The need to replace defective cross-laminated timber panels has pushed back the estimated completion date of Oregon State University’s George W. Peavy Forest Science Center by another three months.

“We’re looking at the fall of 2019,” OSU Vice President Steve Clark said this week.

Meant to be a showcase for CLT panels and other made-in-Oregon mass timber products, the three-story classroom and laboratory building was originally targeted for completion in the fall of 2017, but that timeline has been repeatedly modified amid rising construction costs and other issues.

The most recent setback began with a March 14 incident in which a 4-foot-by-20-foot section of CLT subflooring delaminated, causing two layers of the massive seven-ply panel to fall. No one was hurt, but construction was slowed as OSU brought in outside consulting engineers to determine what went wrong.

The issue was traced to a glitch in the manufacturing process at the DR Johnson mill in Riddle, where preheating of 2-by-6 boards resulted in improper curing of adhesives holding the cross-laminated layers of wood together.

The situation was quickly corrected by the manufacturer, but CLT panels that had already been installed had to be evaluated for potential problems.

Before the panel failure in March, the target completion date for the three-story, 80,000-square-foot building had already been pushed back to spring of 2019. In late May, when general contractor Andersen Construction began removing some of the massive CLT panels for replacement, it was revised to summer, but the testing and replacement process has taken longer than expected, and the building’s opening is now set for fall of next year.
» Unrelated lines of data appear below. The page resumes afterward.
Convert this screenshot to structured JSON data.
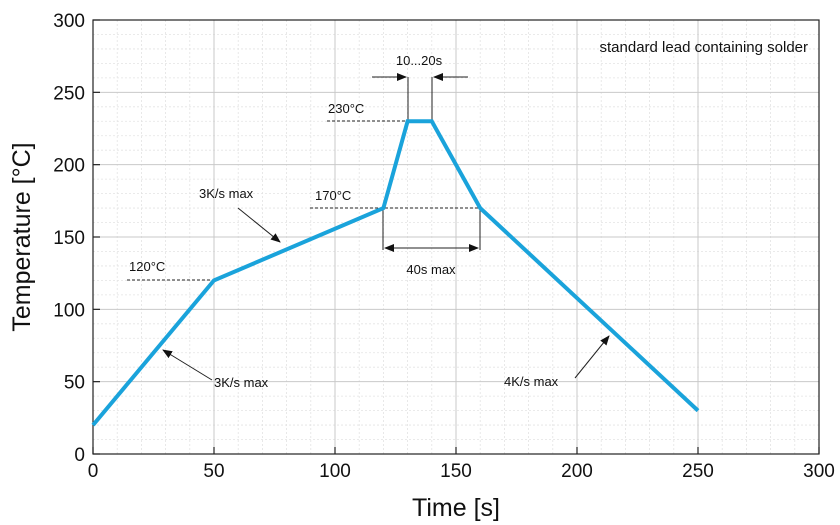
{
  "chart_data": {
    "type": "line",
    "title": "",
    "xlabel": "Time [s]",
    "ylabel": "Temperature [°C]",
    "xlim": [
      0,
      300
    ],
    "ylim": [
      0,
      300
    ],
    "x_ticks": [
      0,
      50,
      100,
      150,
      200,
      250,
      300
    ],
    "y_ticks": [
      0,
      50,
      100,
      150,
      200,
      250,
      300
    ],
    "grid": true,
    "minor_grid": true,
    "line_color": "#1aa3db",
    "series": [
      {
        "x": [
          0,
          50,
          120,
          130,
          140,
          160,
          250
        ],
        "y": [
          20,
          120,
          170,
          230,
          230,
          170,
          30
        ]
      }
    ],
    "annotations": {
      "legend_text": "standard lead containing solder",
      "temp_120": "120°C",
      "temp_170": "170°C",
      "temp_230": "230°C",
      "rate_1": "3K/s max",
      "rate_2": "3K/s max",
      "rate_3": "4K/s max",
      "dwell_peak": "10...20s",
      "dwell_liquidus": "40s max"
    }
  }
}
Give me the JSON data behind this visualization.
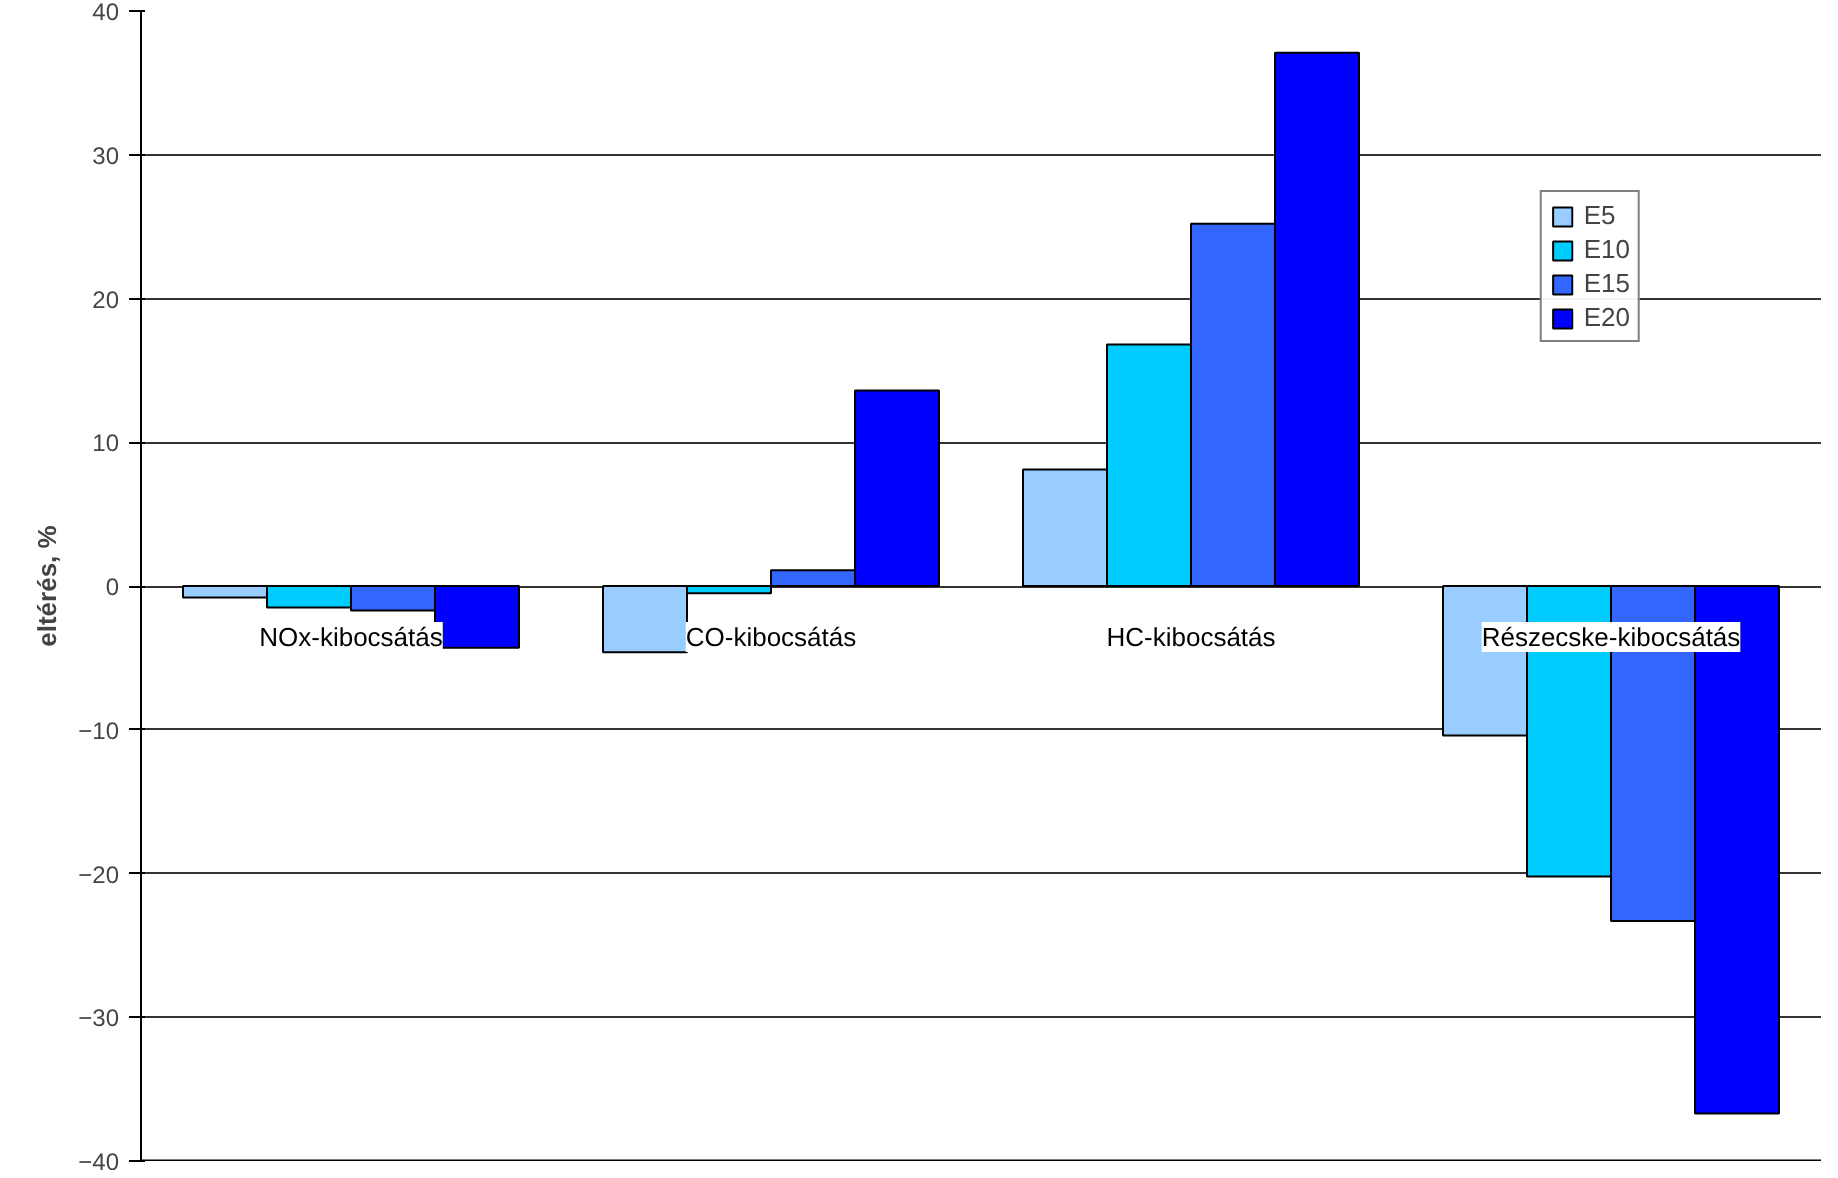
{
  "chart_data": {
    "type": "bar",
    "ylabel": "eltérés, %",
    "categories": [
      "NOx-kibocsátás",
      "CO-kibocsátás",
      "HC-kibocsátás",
      "Részecske-kibocsátás"
    ],
    "series": [
      {
        "name": "E5",
        "color": "#99ccff",
        "values": [
          -0.8,
          -4.6,
          8.1,
          -10.4
        ]
      },
      {
        "name": "E10",
        "color": "#00ccff",
        "values": [
          -1.5,
          -0.5,
          16.8,
          -20.2
        ]
      },
      {
        "name": "E15",
        "color": "#3366ff",
        "values": [
          -1.7,
          1.1,
          25.2,
          -23.3
        ]
      },
      {
        "name": "E20",
        "color": "#0000ff",
        "values": [
          -4.3,
          13.6,
          37.1,
          -36.7
        ]
      }
    ],
    "ylim": [
      -40,
      40
    ],
    "yticks": [
      -40,
      -30,
      -20,
      -10,
      0,
      10,
      20,
      30,
      40
    ],
    "grid": "y",
    "legend": "top right"
  }
}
To date, Clark said, 40 faulty panels have been replaced and another 45 have been identified for replacement. Analysis of test data and quality control reports is still being done on some of the remaining panels, a process expected to take about two more weeks.

In the meantime, however, work has begun on a related project, the A.A. “Red” Emmerson Advanced Wood Products Laboratory.

The 15,000-square-foot lab, named for the co-founder of Sierra Pacific Industries following a $6 million donation from the company, is being described as a state-of-the-art testing and research facility.

“The facility will increase OSU’s competitiveness for large-scale research grant proposals and for public-private partnerships that support development of mass timber products capable of being manufactured in the Pacific Northwest,” Clark said.

A manufacturing bay will house computer-controlled robotics and fabrication equipment for workforce training, design testing and educational programs and will be available for privately sponsored industry projects, he added.

Concrete footings and foundations for the building have been poured over the last several days, and a reinforced “strong floor” for testing elements of multistory mass timber structures will be poured on Friday.

Previously scheduled for completion in April of next year, Clark said the lab is now expected to open in September or October.

Both buildings, along with an 1,160-square-foot structure for storing field instruments, are part of a new Oregon Forest Science Complex announced by OSU’s College of Forestry in January 2015.

The project was originally expected to cost $60 million, but the budget has ballooned by nearly one-third to $79.5 million, in part because of nationwide increases in construction costs. In an effort to keep costs from spiraling still further, the Forest Science Complex has been scaled back somewhat from the original concept, in terms of both square footage and building features.